Here’s a brief explanation of the proces. You start by creating an account on TreasuryDirect.gov and logging in. From there, you can select the type of Treasury bill (T-bill) you want to purchase, specify the amount, and submit your order. Most individual investors choose non-competitive bids to ensure they receive the T-bill at the auction’s determined rate. Once your purchase is confirmed, the funds are deducted from your linked bank account.
After purchasing, you can either hold the T-bill until it matures to receive its face value or sell it beforehand through a broker or dealer. The interest earned is the difference between the purchase price and the face value at maturity, subject to federal taxes but exempt from state and local taxes. For convenience, you can also set up automatic reinvestment of your T-bills. This process makes managing your Treasury securities investments efficient and manageable.
If you would rather hand off the process and complexity of investing in treasury bills, and money market funds, you can have your corporate cash managed by the investment team at Austin Wealth Management.
Corporate Brokerage Account
Advantages:
- High Liquidity: Easily convertible to cash.
- Stable Returns: Backed by U.S. government securities, making them low-risk.
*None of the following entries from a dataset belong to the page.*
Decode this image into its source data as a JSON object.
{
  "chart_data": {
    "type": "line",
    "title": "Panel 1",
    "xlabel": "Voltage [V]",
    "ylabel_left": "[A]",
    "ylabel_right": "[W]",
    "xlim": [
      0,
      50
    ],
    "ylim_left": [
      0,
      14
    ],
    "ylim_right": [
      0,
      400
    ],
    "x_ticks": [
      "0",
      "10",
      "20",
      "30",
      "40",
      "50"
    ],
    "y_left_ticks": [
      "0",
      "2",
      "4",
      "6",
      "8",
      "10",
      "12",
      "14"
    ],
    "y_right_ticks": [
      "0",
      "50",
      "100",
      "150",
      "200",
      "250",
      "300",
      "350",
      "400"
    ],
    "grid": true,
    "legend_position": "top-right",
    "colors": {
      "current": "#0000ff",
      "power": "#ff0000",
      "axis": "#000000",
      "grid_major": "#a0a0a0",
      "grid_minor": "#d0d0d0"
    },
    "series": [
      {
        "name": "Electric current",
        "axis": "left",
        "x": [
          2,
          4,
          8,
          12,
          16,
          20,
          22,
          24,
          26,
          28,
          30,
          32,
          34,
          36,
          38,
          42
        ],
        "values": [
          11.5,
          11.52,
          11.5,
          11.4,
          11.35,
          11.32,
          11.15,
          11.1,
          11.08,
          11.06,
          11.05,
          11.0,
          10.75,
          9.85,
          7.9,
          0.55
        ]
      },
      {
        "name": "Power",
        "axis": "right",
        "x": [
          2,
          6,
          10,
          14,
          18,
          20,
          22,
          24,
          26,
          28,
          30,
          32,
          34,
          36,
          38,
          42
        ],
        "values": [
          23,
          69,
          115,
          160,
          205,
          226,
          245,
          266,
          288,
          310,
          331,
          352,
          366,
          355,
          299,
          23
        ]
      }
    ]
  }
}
- Convenience: ETFs trade like stocks, allowing for easy buying and selling during market hours.
Disadvantages:
- Lower Returns: Generally lower compared to other securities like corporate bonds.
- Interest Rate Risk: Value decreases if interest rates rise.
- Potential Loss: Selling T-bills before maturity could result in a loss if market conditions are unfavorable.
Slight Risk with Money Market Funds: Not FDIC insured, so there’s a slight risk of losing principal.